Extensive research into your desired suburbs is also vital to help you determine market value accurately and set an appropriate budget that facilitates positive cash flow. Study the overall market as well, and analyse whether or not the property’s cash flow and growth prospects are high.
In times like this, a good property or financial adviser can be an asset, helping you to make sure that what you’re doing fits your profile from a financial and risk management point of view.
Buyers should also try to purchase below the median price so they can maximise their returns. Dual-income properties, such as homes with granny flats, can also help drive strong cash flow and considerable returns.

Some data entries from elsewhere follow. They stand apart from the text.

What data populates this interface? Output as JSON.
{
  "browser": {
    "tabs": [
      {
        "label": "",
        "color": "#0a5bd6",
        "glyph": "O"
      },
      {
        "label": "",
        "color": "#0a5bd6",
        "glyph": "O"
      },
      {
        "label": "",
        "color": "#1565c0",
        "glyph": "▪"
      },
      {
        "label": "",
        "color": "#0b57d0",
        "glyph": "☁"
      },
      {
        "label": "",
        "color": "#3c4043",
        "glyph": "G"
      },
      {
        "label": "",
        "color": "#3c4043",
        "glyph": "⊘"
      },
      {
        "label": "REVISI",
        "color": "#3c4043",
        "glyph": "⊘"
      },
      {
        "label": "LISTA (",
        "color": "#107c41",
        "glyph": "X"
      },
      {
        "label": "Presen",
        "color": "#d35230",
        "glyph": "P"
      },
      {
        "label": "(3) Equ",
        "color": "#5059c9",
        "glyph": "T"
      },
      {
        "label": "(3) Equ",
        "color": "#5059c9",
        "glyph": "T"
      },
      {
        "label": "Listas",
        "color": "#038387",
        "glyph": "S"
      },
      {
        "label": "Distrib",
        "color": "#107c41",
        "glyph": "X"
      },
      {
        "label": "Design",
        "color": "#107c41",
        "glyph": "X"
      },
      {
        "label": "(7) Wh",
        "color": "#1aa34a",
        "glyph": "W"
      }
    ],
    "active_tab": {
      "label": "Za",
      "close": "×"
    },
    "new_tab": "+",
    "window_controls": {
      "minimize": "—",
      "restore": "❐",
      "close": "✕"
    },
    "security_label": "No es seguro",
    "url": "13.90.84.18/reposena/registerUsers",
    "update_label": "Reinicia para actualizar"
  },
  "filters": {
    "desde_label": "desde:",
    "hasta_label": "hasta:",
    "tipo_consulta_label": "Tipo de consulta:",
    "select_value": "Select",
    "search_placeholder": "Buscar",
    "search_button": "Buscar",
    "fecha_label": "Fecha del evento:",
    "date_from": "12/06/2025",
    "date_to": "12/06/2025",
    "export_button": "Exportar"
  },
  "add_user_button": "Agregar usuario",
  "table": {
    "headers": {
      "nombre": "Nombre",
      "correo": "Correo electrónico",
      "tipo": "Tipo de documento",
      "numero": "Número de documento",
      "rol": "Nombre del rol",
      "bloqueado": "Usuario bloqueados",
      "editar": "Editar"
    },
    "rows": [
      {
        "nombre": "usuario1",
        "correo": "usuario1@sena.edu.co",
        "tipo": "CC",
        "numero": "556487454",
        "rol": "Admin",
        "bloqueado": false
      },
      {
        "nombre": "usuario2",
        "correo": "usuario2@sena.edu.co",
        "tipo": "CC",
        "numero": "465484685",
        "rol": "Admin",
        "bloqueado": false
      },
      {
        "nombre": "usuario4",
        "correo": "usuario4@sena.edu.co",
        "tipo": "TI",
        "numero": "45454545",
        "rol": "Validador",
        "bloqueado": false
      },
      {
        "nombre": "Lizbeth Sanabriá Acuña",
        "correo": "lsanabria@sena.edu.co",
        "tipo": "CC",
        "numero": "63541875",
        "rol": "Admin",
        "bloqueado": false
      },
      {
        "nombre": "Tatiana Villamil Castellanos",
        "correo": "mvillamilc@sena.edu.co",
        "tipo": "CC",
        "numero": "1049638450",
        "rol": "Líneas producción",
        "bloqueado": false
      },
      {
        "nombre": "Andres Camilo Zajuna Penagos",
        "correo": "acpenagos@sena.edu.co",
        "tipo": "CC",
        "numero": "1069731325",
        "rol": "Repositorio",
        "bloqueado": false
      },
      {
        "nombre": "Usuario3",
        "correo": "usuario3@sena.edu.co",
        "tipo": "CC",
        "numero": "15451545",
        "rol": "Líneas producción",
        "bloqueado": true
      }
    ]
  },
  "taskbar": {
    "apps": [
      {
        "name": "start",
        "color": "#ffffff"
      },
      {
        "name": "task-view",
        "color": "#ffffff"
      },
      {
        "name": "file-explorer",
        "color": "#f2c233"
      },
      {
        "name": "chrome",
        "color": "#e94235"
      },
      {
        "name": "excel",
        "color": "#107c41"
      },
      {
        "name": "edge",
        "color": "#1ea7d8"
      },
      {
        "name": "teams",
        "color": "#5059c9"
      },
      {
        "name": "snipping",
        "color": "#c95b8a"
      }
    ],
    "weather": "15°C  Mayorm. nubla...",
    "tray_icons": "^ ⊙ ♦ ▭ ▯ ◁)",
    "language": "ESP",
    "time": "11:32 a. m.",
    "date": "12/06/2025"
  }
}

To drive up demand for a rental, conducting some reno work to upgrade a home is always a good idea. Tenants favour properties that have a ‘ready to move in’ quality – sometimes all it takes is a new coat of paint and the replacement of some old or broken fixtures.
Mix it up
Some experts also recommend you attempt to get the best of both worlds by developing a portfolio that is an ideal mix of capital growth and cash flow properties.
“You can’t build a portfolio without both types of investments,” explains Todd Hunter, founder and director of wHeregroup.
“There are lots of investors out there with a ton of equity, but they don’t have the serviceability – then you have investors with a lot of cash flow, but they don’t have the equity for the deposit. You have to respond to market conditions, and that requires a combination of both cash flow and growth properties.”
It’s all about balance – you don’t have to disregard a goal of investing in a property with significant growth potential, but you do have to be able to still prove to financers that your investments are paying off.
On the flip side, to be a successful property investor it’s also important to have a vision and a long-term plan. By keeping these things in mind, you will be able to determine the perfect strategy for you.
QUESTIONS TO ASK YOURSELF
• How tolerant are you of taking risks?
• How upset would you be if your investment didn’t perform as well as you expected in the short term?
• What are your plans for the extra cash flow? Will you put it into savings? Pay off PPOR debt? Pay off your investment debt?
• What is your income? How much tax do you pay? And does a cash flow property genuinely suit your situation?
• What are your ‘big picture’ property goals?